On the downside, beans are still largely a commodity crop and there are very few fairly traded beans on the British market, although Suma, an organic supplier, sells fairly traded aduki and black beans.
On a more selfish note, we should eat more beans because they are so good for us. They are a low-cost way of eating a high-protein food containing plenty of healthy complex carbohydrates. They are packed with vitamins, iron and calcium. It is important to note, however, that while fresh beans are very high in vitamin C, dried beans contain virtually none. The good news is that canned beans, which tend to be cooked using fresh pulses, retain about 50 per cent of their vitamin C. I was delighted to discover this, as I have always felt guilty about buying canned beans, believing I should virtuously go through the whole cooking process. The truth is I rarely have the time, although it must be said that there is a much wider range of dried beans available, including some rare ones like appaloosa beans from America and black turtle beans from China.
Buying beans
I buy from Infinity Foods, a workers’ co-operative in Brighton that sells a vast range of high-quality pulses. (See www.infinityfoods.co.uk (http://www.infinityfoods.co.uk); tel: 01273 424060). Monika Linton imports great beans for her London-based business, Brindisa, both dried and bottled, rather than canned (www.brindisa.com (http://www.brindisa.com); tel: 020 8772 1600).

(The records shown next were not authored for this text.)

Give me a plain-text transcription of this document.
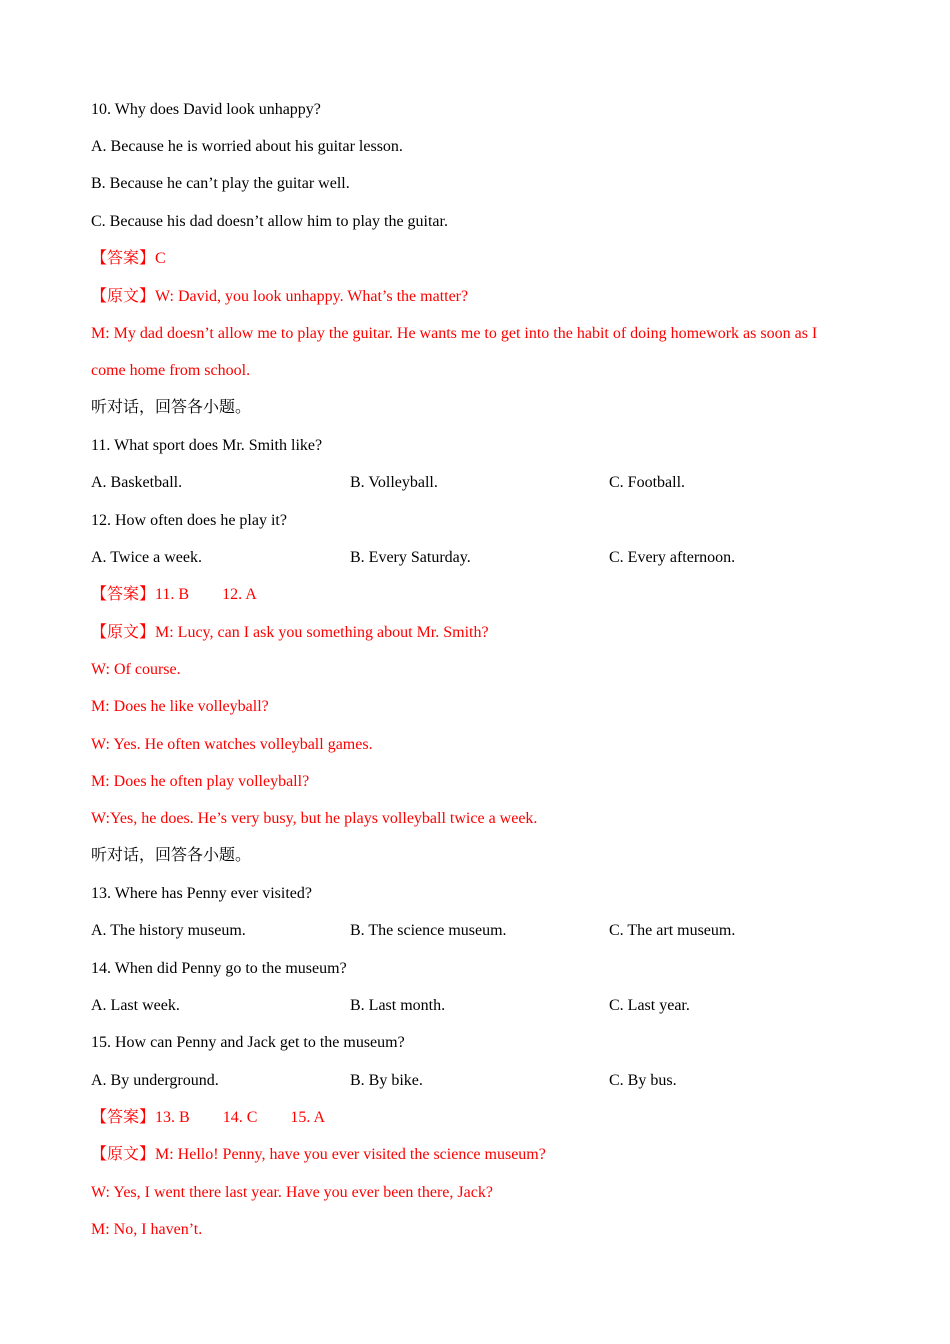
10. Why does David look unhappy?
A. Because he is worried about his guitar lesson.
B. Because he can’t play the guitar well.
C. Because his dad doesn’t allow him to play the guitar.
【答案】C
【原文】W: David, you look unhappy. What’s the matter?
M: My dad doesn’t allow me to play the guitar. He wants me to get into the habit of doing homework as soon as I
come home from school.
听对话，回答各小题。
11. What sport does Mr. Smith like?
A. Basketball.	B. Volleyball.	C. Football.
12. How often does he play it?
A. Twice a week.	B. Every Saturday.	C. Every afternoon.
【答案】11. B 12. A
【原文】M: Lucy, can I ask you something about Mr. Smith?
W: Of course.
M: Does he like volleyball?
W: Yes. He often watches volleyball games.
M: Does he often play volleyball?
W:Yes, he does. He’s very busy, but he plays volleyball twice a week.
听对话，回答各小题。
13. Where has Penny ever visited?
A. The history museum.	B. The science museum.	C. The art museum.
14. When did Penny go to the museum?
A. Last week.	B. Last month.	C. Last year.
15. How can Penny and Jack get to the museum?
A. By underground.	B. By bike.	C. By bus.
【答案】13. B 14. C 15. A
【原文】M: Hello! Penny, have you ever visited the science museum?
W: Yes, I went there last year. Have you ever been there, Jack?
M: No, I haven’t.
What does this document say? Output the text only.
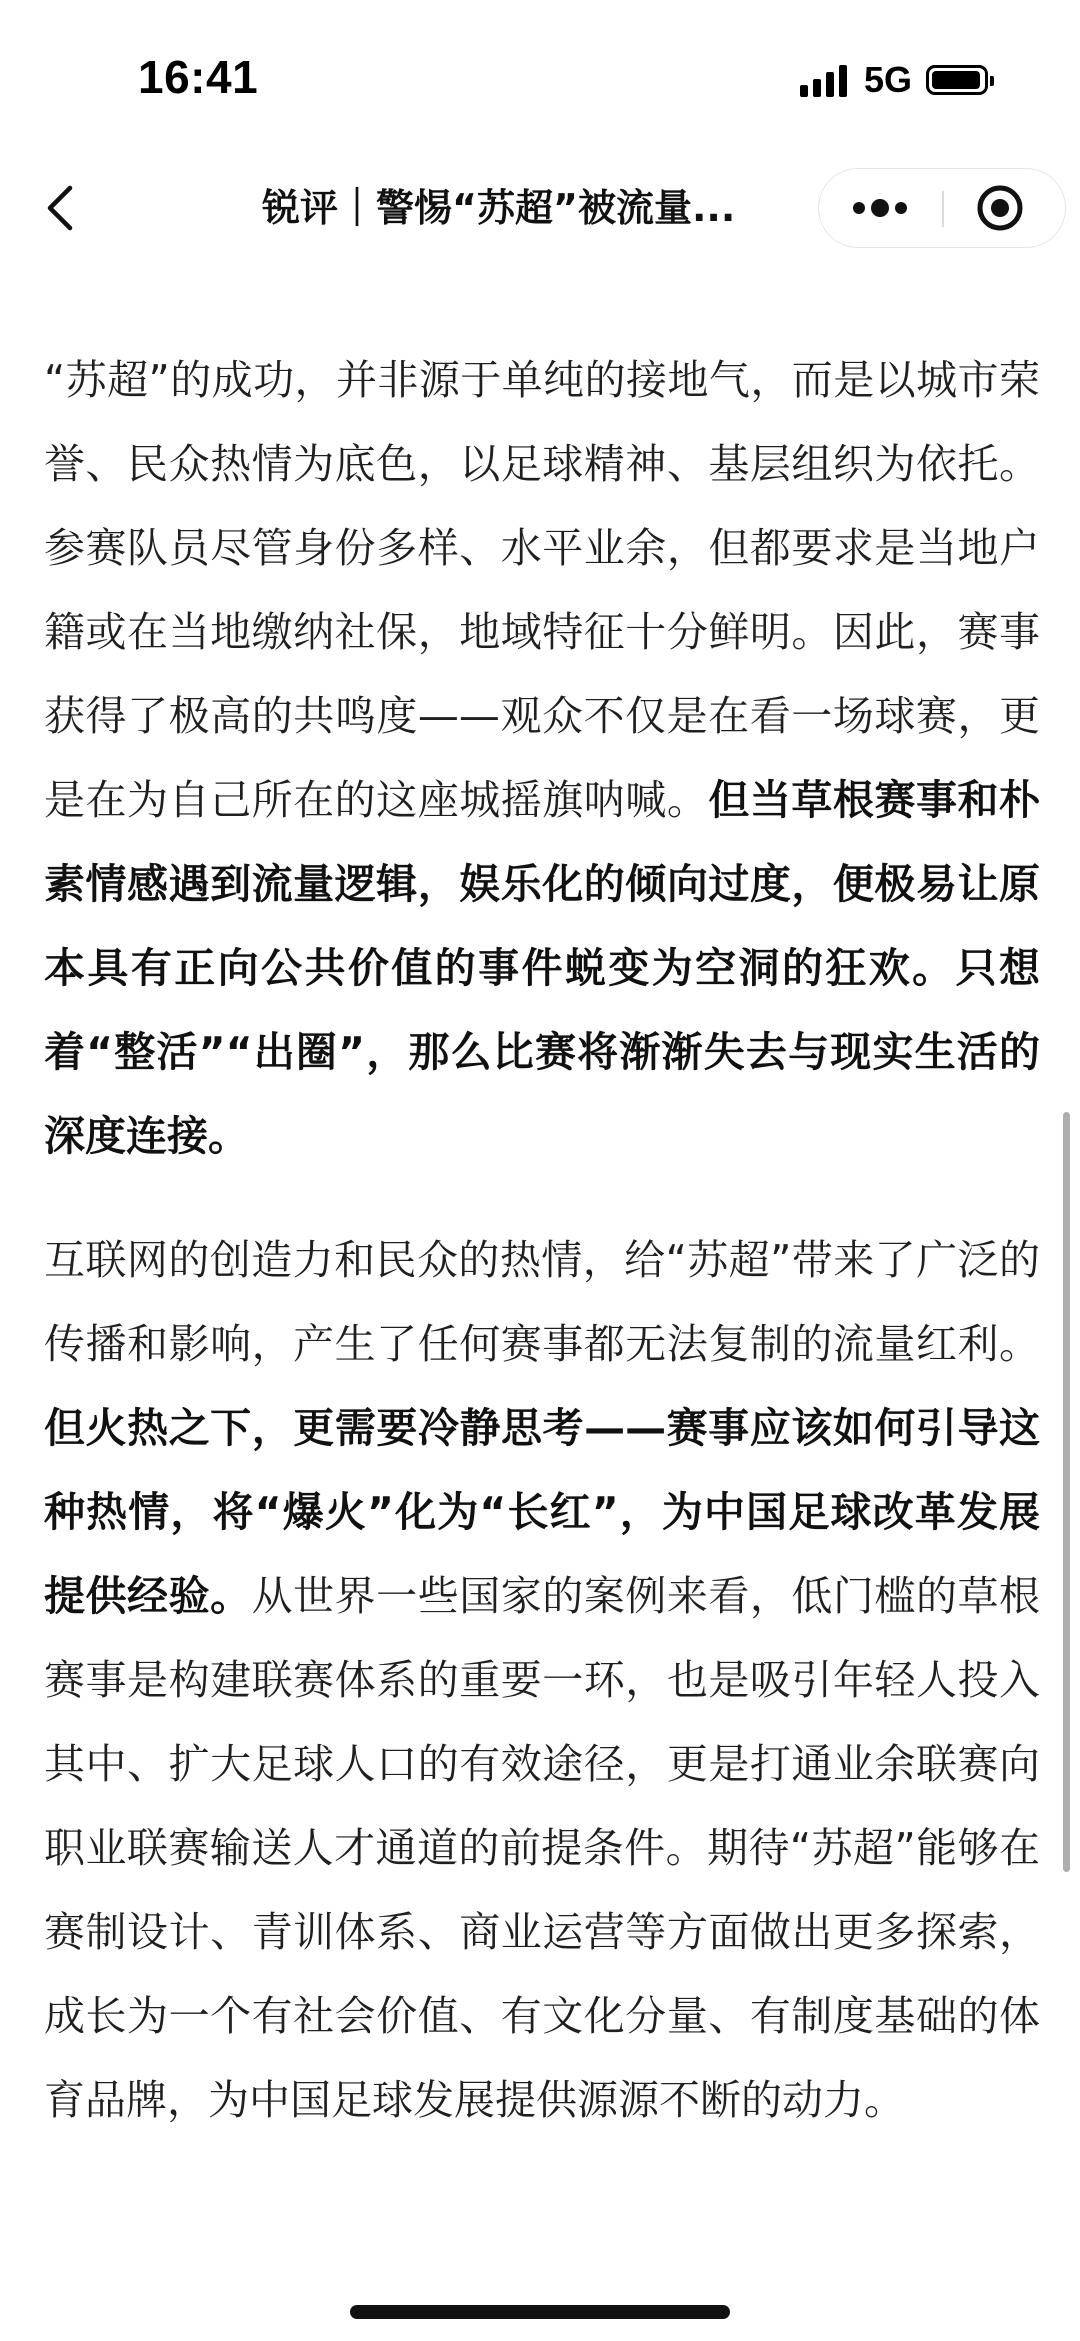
16:41	5G
锐评｜警惕“苏超”被流量...

“苏超”的成功，并非源于单纯的接地气，而是以城市荣誉、民众热情为底色，以足球精神、基层组织为依托。参赛队员尽管身份多样、水平业余，但都要求是当地户籍或在当地缴纳社保，地域特征十分鲜明。因此，赛事获得了极高的共鸣度——观众不仅是在看一场球赛，更是在为自己所在的这座城摇旗呐喊。但当草根赛事和朴素情感遇到流量逻辑，娱乐化的倾向过度，便极易让原本具有正向公共价值的事件蜕变为空洞的狂欢。只想着“整活”“出圈”，那么比赛将渐渐失去与现实生活的深度连接。

互联网的创造力和民众的热情，给“苏超”带来了广泛的传播和影响，产生了任何赛事都无法复制的流量红利。但火热之下，更需要冷静思考——赛事应该如何引导这种热情，将“爆火”化为“长红”，为中国足球改革发展提供经验。从世界一些国家的案例来看，低门槛的草根赛事是构建联赛体系的重要一环，也是吸引年轻人投入其中、扩大足球人口的有效途径，更是打通业余联赛向职业联赛输送人才通道的前提条件。期待“苏超”能够在赛制设计、青训体系、商业运营等方面做出更多探索，成长为一个有社会价值、有文化分量、有制度基础的体育品牌，为中国足球发展提供源源不断的动力。
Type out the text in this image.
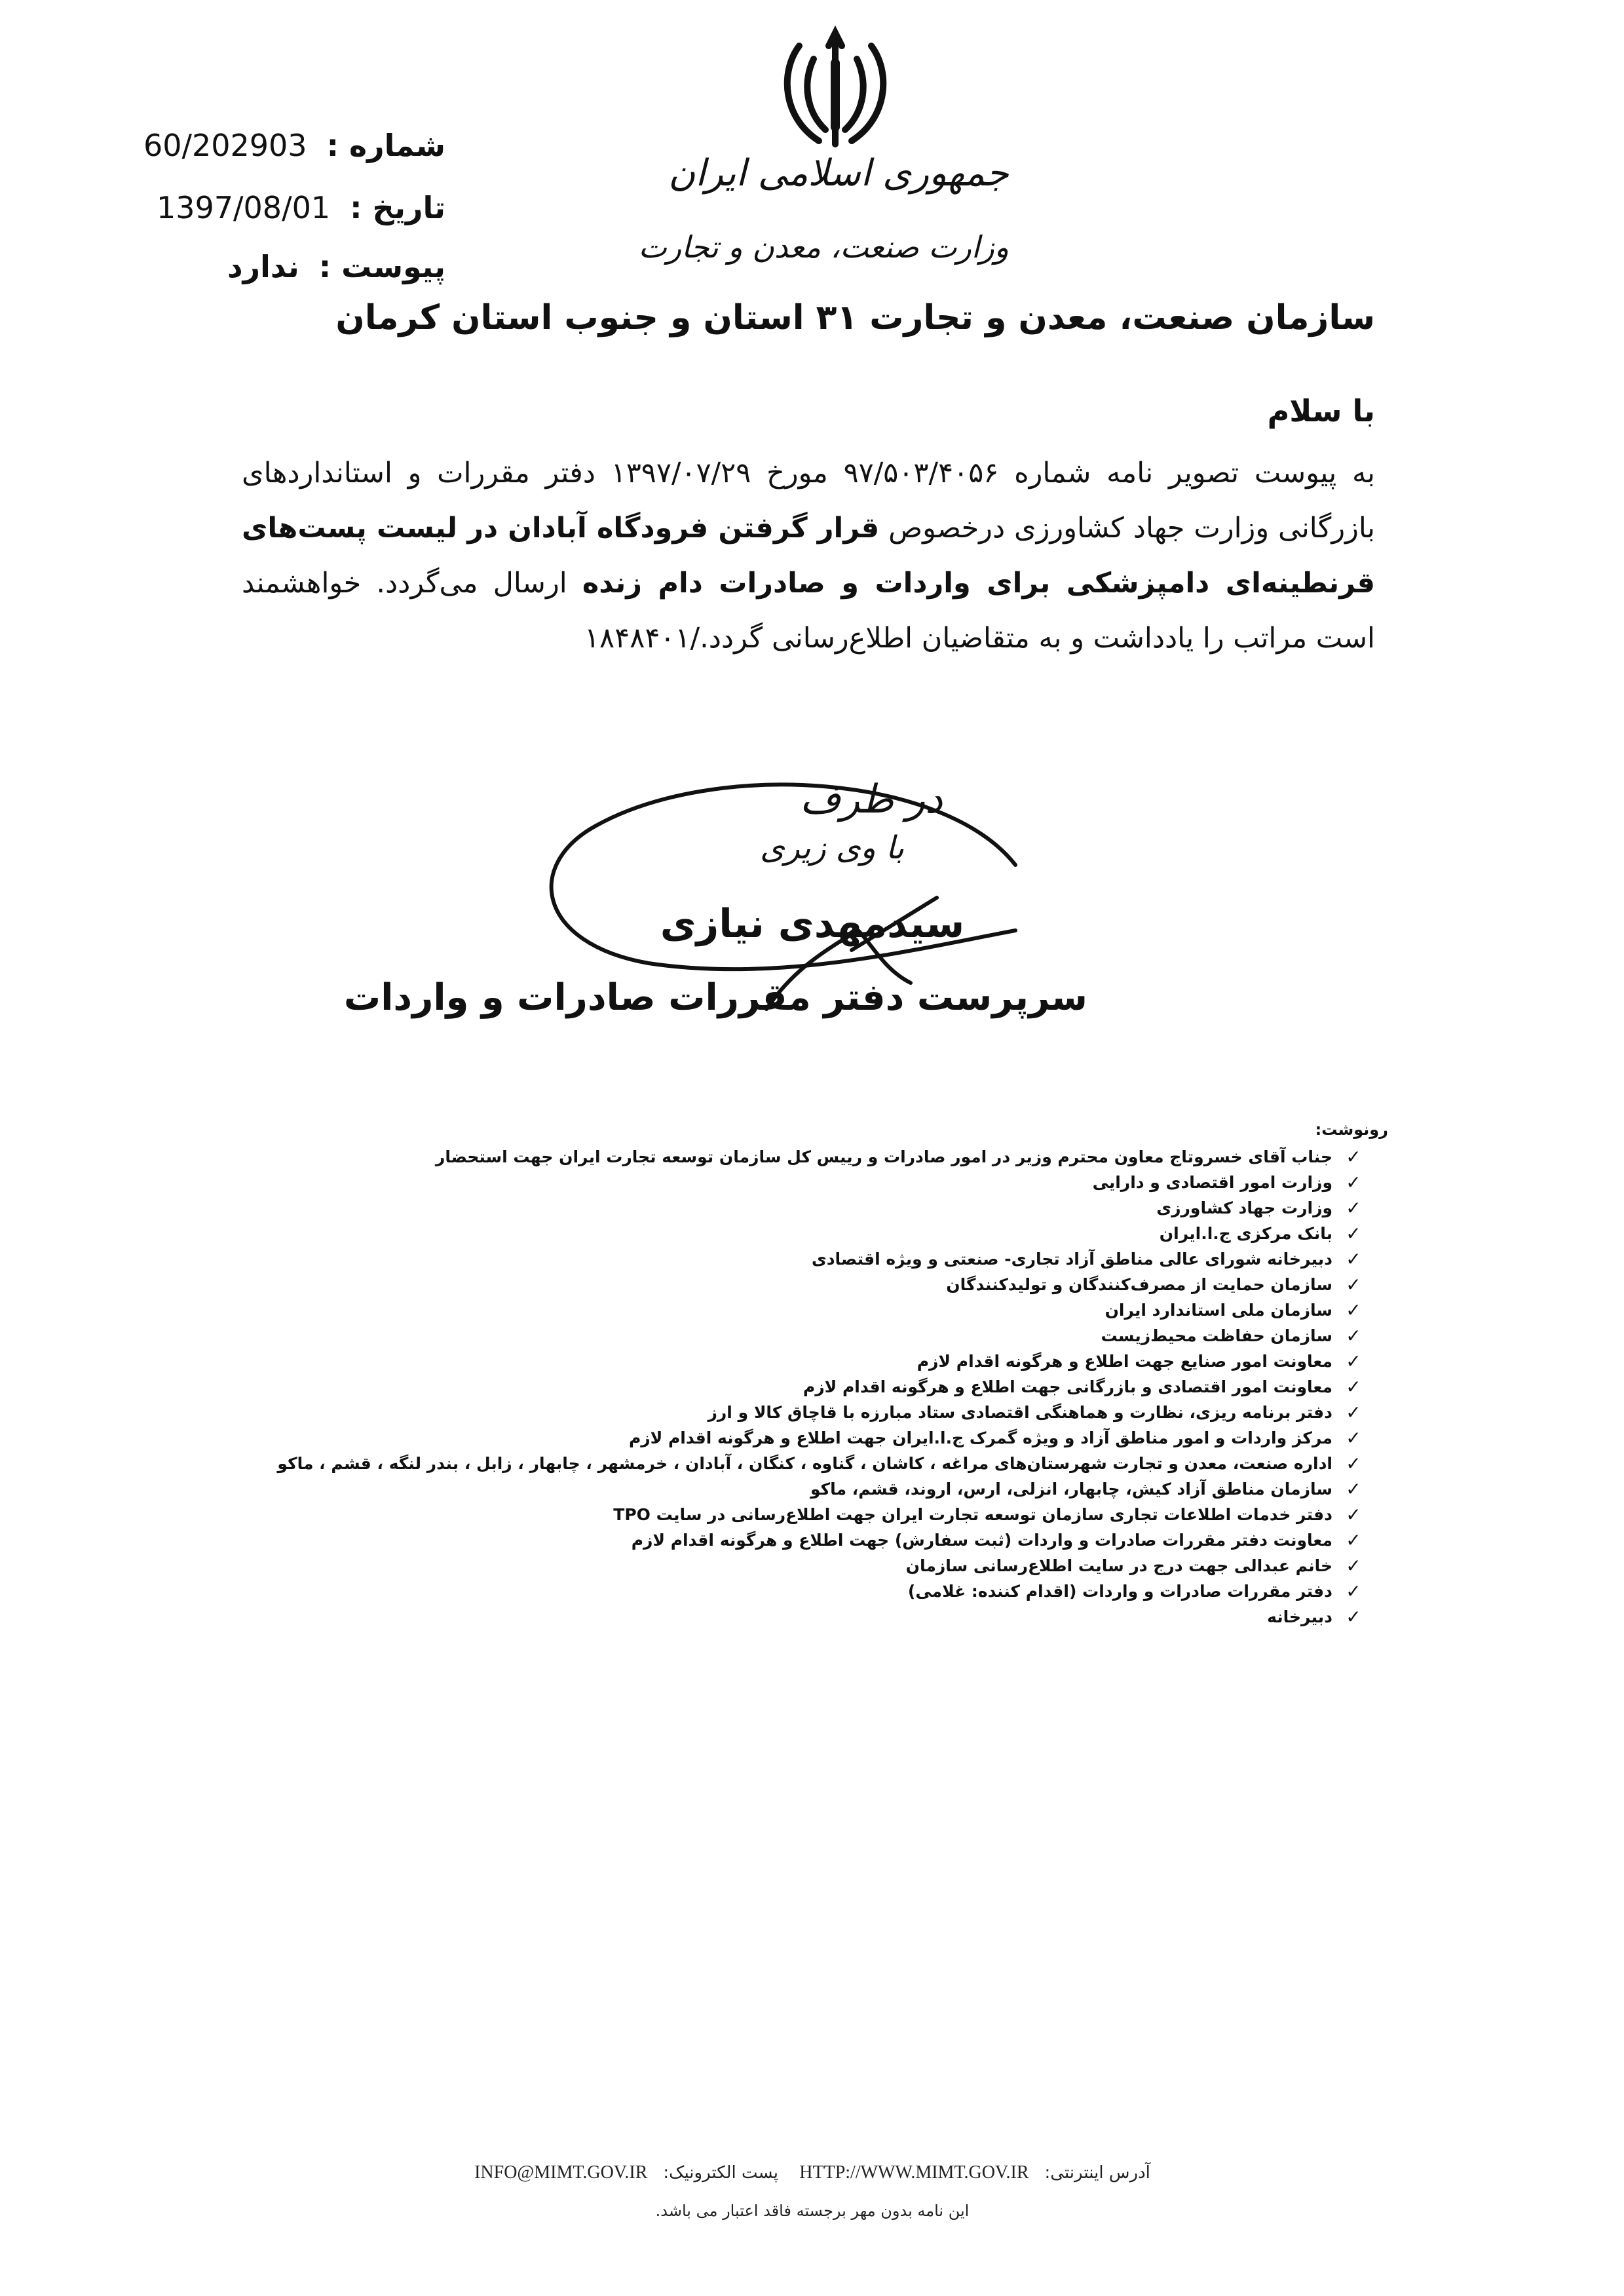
جمهوری اسلامی ایران
وزارت صنعت، معدن و تجارت
شماره : 60/202903
تاریخ : 1397/08/01
پیوست : ندارد
سازمان صنعت، معدن و تجارت ۳۱ استان و جنوب استان کرمان
با سلام
به پیوست تصویر نامه شماره ۹۷/۵۰۳/۴۰۵۶ مورخ ۱۳۹۷/۰۷/۲۹ دفتر مقررات و استانداردهای بازرگانی وزارت جهاد کشاورزی درخصوص قرار گرفتن فرودگاه آبادان در لیست پست‌های قرنطینه‌ای دامپزشکی برای واردات و صادرات دام زنده ارسال می‌گردد. خواهشمند است مراتب را یادداشت و به متقاضیان اطلاع‌رسانی گردد./۱۸۴۸۴۰۱
در طرف
با وی زیری
سیدمهدی نیازی
سرپرست دفتر مقررات صادرات و واردات
رونوشت:
✓
جناب آقای خسروتاج معاون محترم وزیر در امور صادرات و رییس کل سازمان توسعه تجارت ایران جهت استحضار
✓
وزارت امور اقتصادی و دارایی
✓
وزارت جهاد کشاورزی
✓
بانک مرکزی ج.ا.ایران
✓
دبیرخانه شورای عالی مناطق آزاد تجاری- صنعتی و ویژه اقتصادی
✓
سازمان حمایت از مصرف‌کنندگان و تولیدکنندگان
✓
سازمان ملی استاندارد ایران
✓
سازمان حفاظت محیط‌زیست
✓
معاونت امور صنایع جهت اطلاع و هرگونه اقدام لازم
✓
معاونت امور اقتصادی و بازرگانی جهت اطلاع و هرگونه اقدام لازم
✓
دفتر برنامه ریزی، نظارت و هماهنگی اقتصادی ستاد مبارزه با قاچاق کالا و ارز
✓
مرکز واردات و امور مناطق آزاد و ویژه گمرک ج.ا.ایران جهت اطلاع و هرگونه اقدام لازم
✓
اداره صنعت، معدن و تجارت شهرستان‌های مراغه ، کاشان ، گناوه ، کنگان ، آبادان ، خرمشهر ، چابهار ، زابل ، بندر لنگه ، قشم ، ماکو
✓
سازمان مناطق آزاد کیش، چابهار، انزلی، ارس، اروند، قشم، ماکو
✓
دفتر خدمات اطلاعات تجاری سازمان توسعه تجارت ایران جهت اطلاع‌رسانی در سایت TPO
✓
معاونت دفتر مقررات صادرات و واردات (ثبت سفارش) جهت اطلاع و هرگونه اقدام لازم
✓
خانم عبدالی جهت درج در سایت اطلاع‌رسانی سازمان
✓
دفتر مقررات صادرات و واردات (اقدام کننده: غلامی)
✓
دبیرخانه
آدرس اینترنتی:HTTP://WWW.MIMT.GOV.IR پست الکترونیک:INFO@MIMT.GOV.IR
این نامه بدون مهر برجسته فاقد اعتبار می باشد.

Basics when preparing dried beans
Unlike lentils, beans need to be soaked before cooking or they will split. If you soak them in cold water for several hours or overnight, then boil them for the correct amount of time, they should stay intact and slip lightly around the pan, mixing well with the other ingredients. It would be good to have a chart of cooking times for beans but no such thing can exist. The cooking time depends on size and type and also, more crucially, on how recently the beans were picked and dried – the older a bean is, the longer it takes to cook. It must be said that most beans sold in the UK are fairly aged, so expect to leave them for a good 1½–2 hour simmer. Test after about 50 minutes, though, just in case they are done. Overdone beans are floury and disgusting.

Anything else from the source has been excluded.